L’affaire du PDG de Radio-France illustre une fois de plus les conceptions des élites. Certes, elles n’ont pas plus ou pas moins de droits que le simple citoyen, mais leur position, en haut, les soumet à des devoirs, notamment des devoirs moraux. La nouvelle noblesse d’État a plus de morgue que de panache (une forme de morale aristocratique). Démissionner, prouver son innocence et être blanchi, voilà qui aurait de la gueule (sur un blason) ! Mais nous sommes dans la réalité prosaïque de élites gâtées de la république, pas dans le roman chevaleresque. La nuit du 4 août 1789 a mis fin à l’ère aristocratique. Tocqueville l’avait constaté : la modernité est irrémédiablement démocratique.

Antoine de Nesle

[1] Mundinoviste : du nouveau monde.

[2] Réplique de Katia à Zézette, personnages inoubliables interprété par Christian Clavier et Marie-Anne Chazel, dans le Père Noël est une ordure, film culte de 1982 : https://www.youtube.com/watch?v=IKQGaEFSwyw

[3] Les puristes de la langue française auront remarqué que la construction de la phrase laisse à désirer et qu’il y a une répétition (dirigeant)… Tout fout le camp, même au ministère de la culture.
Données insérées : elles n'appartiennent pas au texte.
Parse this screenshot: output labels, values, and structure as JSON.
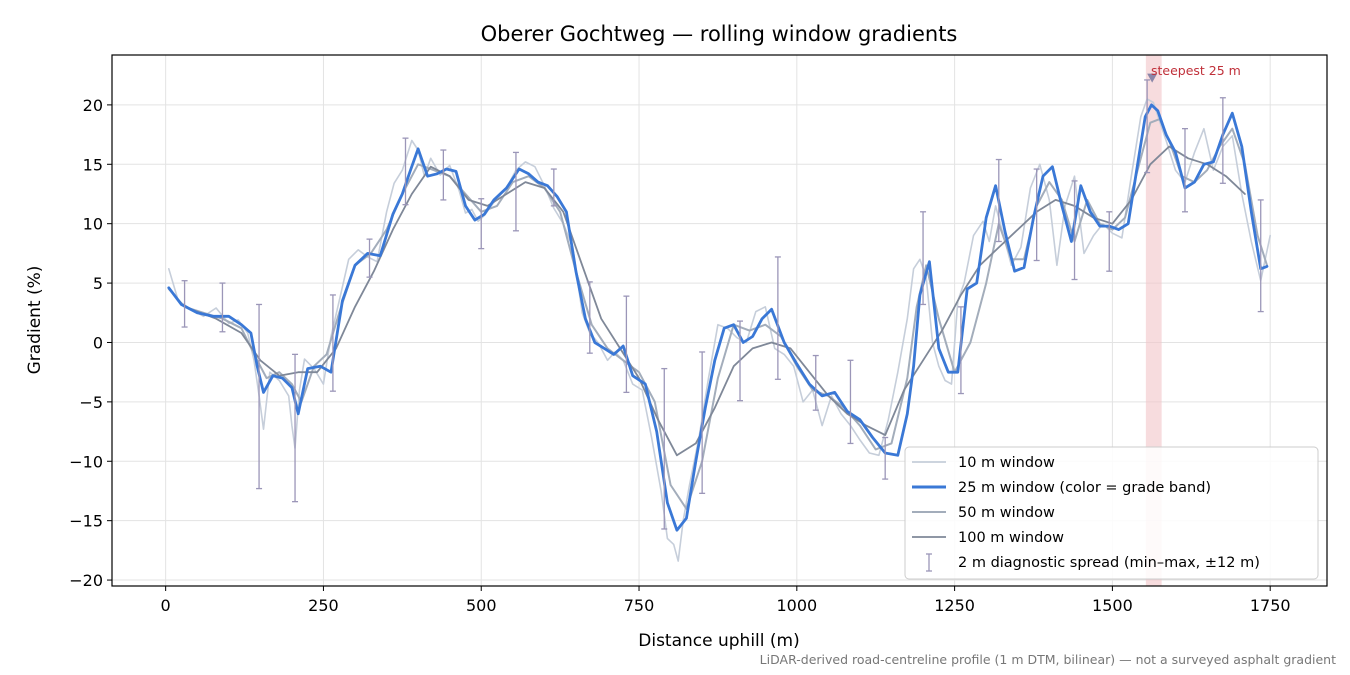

[4] Au moment de son élection, le député Solère, appartenait au groupe des Constructifs, qui ne se situait pas dans l’opposition et se revendiquait proche de la majorité. Il profita de ce positionnement flou, ni de droite, ni de gauche, ni dedans, ni dehors, ni avec, ni contre. Son adhésion ultérieure au groupe majoritaire En Marche mit fin à l’illusion. Comme quoi, on ne sort de l’ambiguïté qu’à son détriment.